De manière générale, lorsque nous parlons de la sécurité des données, il convient de prendre en compte trois critères pour en saisir ses particularités : l’intégrité, la disponibilité et la confidentialité. Selon les acteurs, le degré d’urgence et la gravité de la situation, la priorisation n’est pas la même. En effet, si les médecins privilégient la disponibilité et l’intégrité des données, les patients quant à eux accordent une attention particulière à la confidentialité de l’information (d’autant plus quand une fuite de cette dernière leur fait perdre l’accès à certains droits). Il est donc fondamental de considérer que les acteurs des organisations de santé évoluent dans un environnement empreint du secret médical, et que leur dynamique culturelle les prédispose à la protection du secret. Cela fonde l’expectative d’une acceptation plus importante des mesures de sécurité (techniques et ralentissement des examens de dépistage et des prises en charge), exposé d’autre part à l’attrait des cyberattaquants pour les organisations du secteur de la santé. A cela s’ajoutait le fait que cette structure, qui a des interactions avec des individus multiples pour la réalisation de ses missions, a ainsi une surface d’attaque importante, son système d’information nécessitant de multiples interconnexions augmentant le risque d’une cyberattaque directe ou indirecte contre l’organisme. Ce dernier est aussi un acteur d’un système interdépendant pour la sécurité et la qualité des données de sa population éligible (ou public cible).

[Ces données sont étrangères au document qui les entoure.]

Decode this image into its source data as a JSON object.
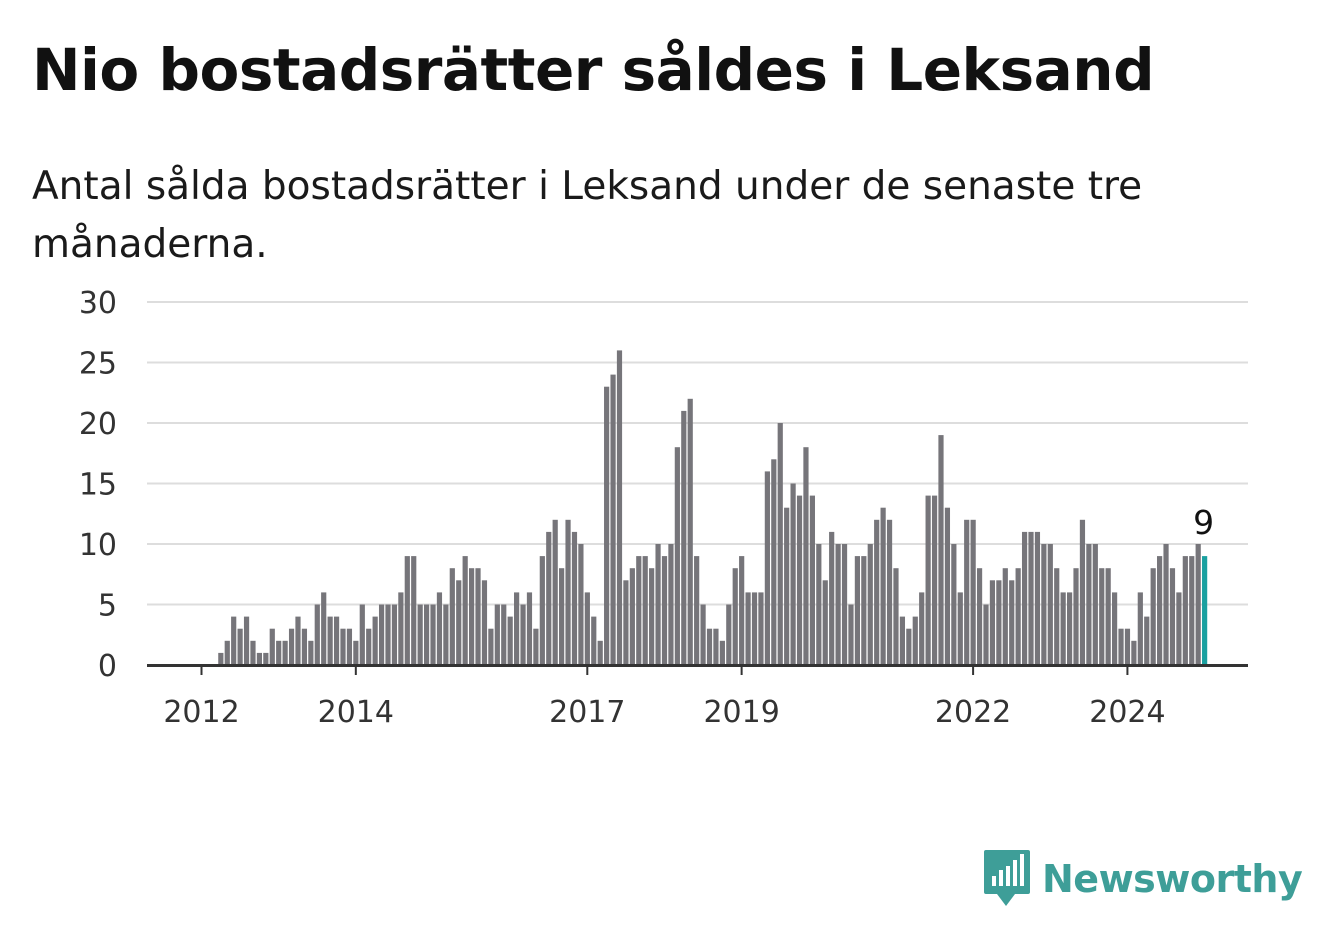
{
  "title": "Nio bostadsrätter såldes i Leksand",
  "subtitle": "Antal sålda bostadsrätter i Leksand under de senaste tre månaderna.",
  "logo_text": "Newsworthy",
  "colors": {
    "bar": "#76757a",
    "highlight": "#1aa0a0",
    "grid": "#dddddd",
    "axis": "#333333",
    "logo": "#3e9e98"
  },
  "chart_data": {
    "type": "bar",
    "title": "Nio bostadsrätter såldes i Leksand",
    "subtitle": "Antal sålda bostadsrätter i Leksand under de senaste tre månaderna.",
    "xlabel": "",
    "ylabel": "",
    "ylim": [
      0,
      30
    ],
    "yticks": [
      0,
      5,
      10,
      15,
      20,
      25,
      30
    ],
    "x_tick_labels": [
      "2012",
      "2014",
      "2017",
      "2019",
      "2022",
      "2024"
    ],
    "grid": true,
    "interval": "monthly, January 2011 – November 2024",
    "values": [
      0,
      0,
      0,
      0,
      0,
      0,
      0,
      0,
      0,
      0,
      0,
      1,
      2,
      4,
      3,
      4,
      2,
      1,
      1,
      3,
      2,
      2,
      3,
      4,
      3,
      2,
      5,
      6,
      4,
      4,
      3,
      3,
      2,
      5,
      3,
      4,
      5,
      5,
      5,
      6,
      9,
      9,
      5,
      5,
      5,
      6,
      5,
      8,
      7,
      9,
      8,
      8,
      7,
      3,
      5,
      5,
      4,
      6,
      5,
      6,
      3,
      9,
      11,
      12,
      8,
      12,
      11,
      10,
      6,
      4,
      2,
      23,
      24,
      26,
      7,
      8,
      9,
      9,
      8,
      10,
      9,
      10,
      18,
      21,
      22,
      9,
      5,
      3,
      3,
      2,
      5,
      8,
      9,
      6,
      6,
      6,
      16,
      17,
      20,
      13,
      15,
      14,
      18,
      14,
      10,
      7,
      11,
      10,
      10,
      5,
      9,
      9,
      10,
      12,
      13,
      12,
      8,
      4,
      3,
      4,
      6,
      14,
      14,
      19,
      13,
      10,
      6,
      12,
      12,
      8,
      5,
      7,
      7,
      8,
      7,
      8,
      11,
      11,
      11,
      10,
      10,
      8,
      6,
      6,
      8,
      12,
      10,
      10,
      8,
      8,
      6,
      3,
      3,
      2,
      6,
      4,
      8,
      9,
      10,
      8,
      6,
      9,
      9,
      10,
      9
    ],
    "highlight_last": true,
    "annotation": {
      "label": "9",
      "value": 9
    }
  }
}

Une démarche sur-mesure et co-construite en trois temps pour permettre la conformité au RGPD de l’organisation

Pour conduire cette étude et ainsi favoriser la construction d’une dynamique sur-mesure à la fois individuelle, collective mais aussi organisationnelle, nous avons déployé notre démarche en trois temps, par des étapes à la fois distinctes et complémentaires : 1. Diagnostic ; 2. Ateliers de réflexion et de sensibilisation ; 3. Formalisation des outils adéquats au bon déploiement de la démarche et de son acceptation.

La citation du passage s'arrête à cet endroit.